Behind this rally lies a clear political signal. After meeting with NATO Secretary General at the Davos Forum, Trump proposed the so-called "Greenland Agreement Framework." According to official statements, this involves an agreement on defense system deployment and mineral development rights. US-EU trade tensions have thus temporarily eased.
Comparing this to the scene a week ago highlights how sensitive the market is. At that time, Trump had just issued strong words about tariffs, and the crypto market was in a state of panic. Funds were fleeing wildly in search of safe havens, with Bitcoin dropping below $87,000 and Ethereum hitting a nearly one-month low. In just a few days, the extreme market sentiment completely reversed.
Why does macro policy have such a direct impact on crypto assets? The core reason is that cryptocurrencies like Bitcoin and Ethereum are inherently high-risk assets. When geopolitical tensions worsen or global trade wars escalate, economic uncertainty spikes. In such an environment, investors tend to sell high-volatility assets first to cut losses, shifting funds into traditional safe havens like gold and the US dollar. Once risks subside and risk appetite recovers, capital flows back into the crypto market, driving prices up. This logic has been particularly evident recently.

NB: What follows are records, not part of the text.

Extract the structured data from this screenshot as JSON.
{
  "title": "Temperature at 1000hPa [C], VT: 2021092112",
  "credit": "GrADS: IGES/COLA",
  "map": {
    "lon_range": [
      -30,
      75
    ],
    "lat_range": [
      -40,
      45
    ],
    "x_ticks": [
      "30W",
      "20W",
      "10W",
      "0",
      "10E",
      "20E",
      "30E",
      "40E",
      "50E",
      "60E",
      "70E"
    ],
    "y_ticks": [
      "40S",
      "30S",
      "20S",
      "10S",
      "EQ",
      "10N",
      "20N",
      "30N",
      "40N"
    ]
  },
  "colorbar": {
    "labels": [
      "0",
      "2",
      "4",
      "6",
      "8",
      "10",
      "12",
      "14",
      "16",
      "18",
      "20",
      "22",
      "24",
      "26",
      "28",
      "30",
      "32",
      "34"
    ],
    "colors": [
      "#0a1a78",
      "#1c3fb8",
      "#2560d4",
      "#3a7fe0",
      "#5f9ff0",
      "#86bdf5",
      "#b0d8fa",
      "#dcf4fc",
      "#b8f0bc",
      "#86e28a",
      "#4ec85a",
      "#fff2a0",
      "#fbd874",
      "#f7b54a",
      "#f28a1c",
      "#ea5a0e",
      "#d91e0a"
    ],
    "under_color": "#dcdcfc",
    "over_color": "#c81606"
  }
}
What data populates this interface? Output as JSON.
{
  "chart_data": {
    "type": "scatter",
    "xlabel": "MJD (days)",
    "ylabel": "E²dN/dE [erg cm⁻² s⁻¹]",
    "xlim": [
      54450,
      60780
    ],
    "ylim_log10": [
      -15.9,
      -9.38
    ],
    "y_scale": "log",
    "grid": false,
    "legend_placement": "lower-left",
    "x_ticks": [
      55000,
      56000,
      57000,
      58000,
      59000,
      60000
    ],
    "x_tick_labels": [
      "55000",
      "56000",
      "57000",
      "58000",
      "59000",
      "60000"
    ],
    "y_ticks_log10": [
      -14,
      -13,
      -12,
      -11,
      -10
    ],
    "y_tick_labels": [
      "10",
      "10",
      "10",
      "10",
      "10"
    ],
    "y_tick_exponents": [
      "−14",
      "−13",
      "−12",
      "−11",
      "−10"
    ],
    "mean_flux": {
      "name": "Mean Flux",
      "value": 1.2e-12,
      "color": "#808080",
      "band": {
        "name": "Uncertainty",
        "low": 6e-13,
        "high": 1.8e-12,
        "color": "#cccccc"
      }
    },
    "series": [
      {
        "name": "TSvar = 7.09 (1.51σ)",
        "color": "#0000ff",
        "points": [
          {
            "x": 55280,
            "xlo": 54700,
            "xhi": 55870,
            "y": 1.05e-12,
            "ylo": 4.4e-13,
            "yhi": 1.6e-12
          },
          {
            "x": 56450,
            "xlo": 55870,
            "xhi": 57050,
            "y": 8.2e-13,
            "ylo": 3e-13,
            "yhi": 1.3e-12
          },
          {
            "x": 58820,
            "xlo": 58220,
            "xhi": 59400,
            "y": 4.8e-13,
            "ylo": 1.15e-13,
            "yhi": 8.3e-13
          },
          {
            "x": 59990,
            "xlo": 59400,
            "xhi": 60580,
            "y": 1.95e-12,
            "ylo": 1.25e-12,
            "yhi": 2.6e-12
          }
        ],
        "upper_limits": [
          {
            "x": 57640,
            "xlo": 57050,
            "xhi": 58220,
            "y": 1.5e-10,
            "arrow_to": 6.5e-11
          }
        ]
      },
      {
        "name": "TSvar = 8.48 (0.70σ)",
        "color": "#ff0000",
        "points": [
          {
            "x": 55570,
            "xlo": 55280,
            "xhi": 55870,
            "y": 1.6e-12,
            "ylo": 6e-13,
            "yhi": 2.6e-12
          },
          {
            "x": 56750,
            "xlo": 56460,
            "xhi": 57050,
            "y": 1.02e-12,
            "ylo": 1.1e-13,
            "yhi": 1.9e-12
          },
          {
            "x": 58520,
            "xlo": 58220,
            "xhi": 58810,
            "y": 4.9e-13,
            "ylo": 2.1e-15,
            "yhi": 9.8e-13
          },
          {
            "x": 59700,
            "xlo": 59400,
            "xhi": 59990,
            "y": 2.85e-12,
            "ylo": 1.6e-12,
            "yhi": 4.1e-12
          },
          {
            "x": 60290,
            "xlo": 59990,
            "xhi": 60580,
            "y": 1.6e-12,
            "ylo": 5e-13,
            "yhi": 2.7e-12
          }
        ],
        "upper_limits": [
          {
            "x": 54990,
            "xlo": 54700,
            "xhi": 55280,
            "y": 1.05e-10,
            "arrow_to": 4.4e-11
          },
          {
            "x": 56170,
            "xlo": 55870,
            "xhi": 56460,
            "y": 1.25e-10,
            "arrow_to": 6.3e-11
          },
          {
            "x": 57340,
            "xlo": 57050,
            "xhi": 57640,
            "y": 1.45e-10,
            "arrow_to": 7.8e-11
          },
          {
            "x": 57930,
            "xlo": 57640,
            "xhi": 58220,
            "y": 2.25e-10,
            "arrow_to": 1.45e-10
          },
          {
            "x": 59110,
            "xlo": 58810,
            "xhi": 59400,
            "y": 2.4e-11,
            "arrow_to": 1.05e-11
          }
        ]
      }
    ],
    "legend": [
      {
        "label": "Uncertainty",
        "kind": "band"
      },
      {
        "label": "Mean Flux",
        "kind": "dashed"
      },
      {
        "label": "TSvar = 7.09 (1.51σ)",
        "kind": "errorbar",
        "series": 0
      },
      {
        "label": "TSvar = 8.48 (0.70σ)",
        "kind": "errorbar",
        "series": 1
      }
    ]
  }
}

However, experienced traders know that such policy reversals are often unpredictable. The so-called "agreement framework" has not even been formalized into an official document, and Denmark has explicitly stated it will not discuss Greenland sovereignty issues. If subsequent negotiations encounter setbacks, tariff threats could resurface at any time. How long this crypto rebound can last largely depends on the actual progress of US-EU trade negotiations. In the short term, market risk appetite is indeed recovering, but the long-term policy direction still requires close observation.